Deep Neural Deduplication

Marcin Mosiolek

Prior knowledge:
No previous knowledge expected

Summary

Effective identification of duplicated content is inherent in processing large amounts of text documents, such as web pages, articles or contracts. Recently, our team has developed a solution exploiting contrastive learning techniques to find duplicated content among thousands of construction documents in a blink of an eye. The talk shares our experience and introduces into contrastive learning.

Description

One of our clients is a company processing a tremendous amount of unstructured data collected from the Internet. They fetch construction-related articles to be the first to know about new opportunities and further share this information with construction firms. This way, they offer the most up-to-date information regarding the market, and their customers get immediate and high-quality news regarding bids that might be of interest to them.

As the company collects the information from different sources, some inconsistencies may appear in the collected data. The same construction investment might be expressed in varying words or slightly altered data fields depending on the data source. It's just like one asked two different persons to describe the same situation - probably each description would be somewhat different than the other.

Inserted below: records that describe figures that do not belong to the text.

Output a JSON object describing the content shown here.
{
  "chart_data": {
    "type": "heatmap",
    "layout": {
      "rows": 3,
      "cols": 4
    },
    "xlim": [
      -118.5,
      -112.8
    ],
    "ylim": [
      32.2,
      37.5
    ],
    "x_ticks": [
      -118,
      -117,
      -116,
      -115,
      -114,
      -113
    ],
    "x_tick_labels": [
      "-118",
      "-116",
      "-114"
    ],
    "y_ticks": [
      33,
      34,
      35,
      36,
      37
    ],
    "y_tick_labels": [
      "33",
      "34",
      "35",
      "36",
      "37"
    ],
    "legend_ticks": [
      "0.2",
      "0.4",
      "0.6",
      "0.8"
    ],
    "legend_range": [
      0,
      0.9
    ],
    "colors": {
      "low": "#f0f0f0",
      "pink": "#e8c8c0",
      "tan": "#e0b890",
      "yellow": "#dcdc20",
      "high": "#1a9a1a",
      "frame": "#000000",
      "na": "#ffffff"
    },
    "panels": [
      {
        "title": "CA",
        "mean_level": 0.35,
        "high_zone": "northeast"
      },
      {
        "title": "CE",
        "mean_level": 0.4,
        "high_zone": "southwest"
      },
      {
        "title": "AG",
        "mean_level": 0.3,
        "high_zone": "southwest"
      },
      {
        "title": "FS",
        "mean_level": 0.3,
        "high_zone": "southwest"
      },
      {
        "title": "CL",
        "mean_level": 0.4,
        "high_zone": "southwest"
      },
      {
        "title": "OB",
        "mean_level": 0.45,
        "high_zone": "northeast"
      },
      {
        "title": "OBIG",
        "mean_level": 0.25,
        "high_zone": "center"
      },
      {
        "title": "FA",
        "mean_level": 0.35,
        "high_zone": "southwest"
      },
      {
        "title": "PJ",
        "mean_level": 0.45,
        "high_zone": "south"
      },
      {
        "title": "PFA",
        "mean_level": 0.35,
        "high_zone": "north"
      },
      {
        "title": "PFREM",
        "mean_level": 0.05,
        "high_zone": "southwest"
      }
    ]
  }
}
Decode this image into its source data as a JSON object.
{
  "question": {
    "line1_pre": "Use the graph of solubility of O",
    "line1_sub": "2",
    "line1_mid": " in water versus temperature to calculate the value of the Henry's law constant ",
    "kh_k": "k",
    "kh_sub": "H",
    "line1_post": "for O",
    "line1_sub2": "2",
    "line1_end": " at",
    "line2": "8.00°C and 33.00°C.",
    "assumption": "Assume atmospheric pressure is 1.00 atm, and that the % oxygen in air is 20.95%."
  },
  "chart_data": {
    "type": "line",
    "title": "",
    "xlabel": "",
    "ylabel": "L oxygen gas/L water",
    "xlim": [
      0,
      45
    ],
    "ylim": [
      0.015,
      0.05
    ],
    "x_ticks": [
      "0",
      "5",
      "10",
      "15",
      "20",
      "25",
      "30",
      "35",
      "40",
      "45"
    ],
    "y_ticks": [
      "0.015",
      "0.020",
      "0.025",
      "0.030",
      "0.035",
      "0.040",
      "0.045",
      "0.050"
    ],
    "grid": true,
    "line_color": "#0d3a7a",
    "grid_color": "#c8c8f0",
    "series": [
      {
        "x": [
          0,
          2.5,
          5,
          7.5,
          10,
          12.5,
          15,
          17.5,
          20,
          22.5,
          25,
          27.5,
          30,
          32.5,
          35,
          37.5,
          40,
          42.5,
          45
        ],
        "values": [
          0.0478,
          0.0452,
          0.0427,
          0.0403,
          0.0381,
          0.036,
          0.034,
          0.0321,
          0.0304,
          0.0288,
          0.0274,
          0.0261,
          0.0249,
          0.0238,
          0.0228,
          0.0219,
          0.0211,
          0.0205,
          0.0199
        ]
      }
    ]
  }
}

In such circumstances, duplicates are expected. It means the same bid or project may appear multiple times in moderately different forms coming from other data sources. Therefore, there is a need for an efficient deduplication algorithm to ensure the high quality of the offered information. This talk explains how we built one by leveraging deep neural networks and contrastive learning. Moreover, it provides a gentle introduction into the concepts of contrastive techniques.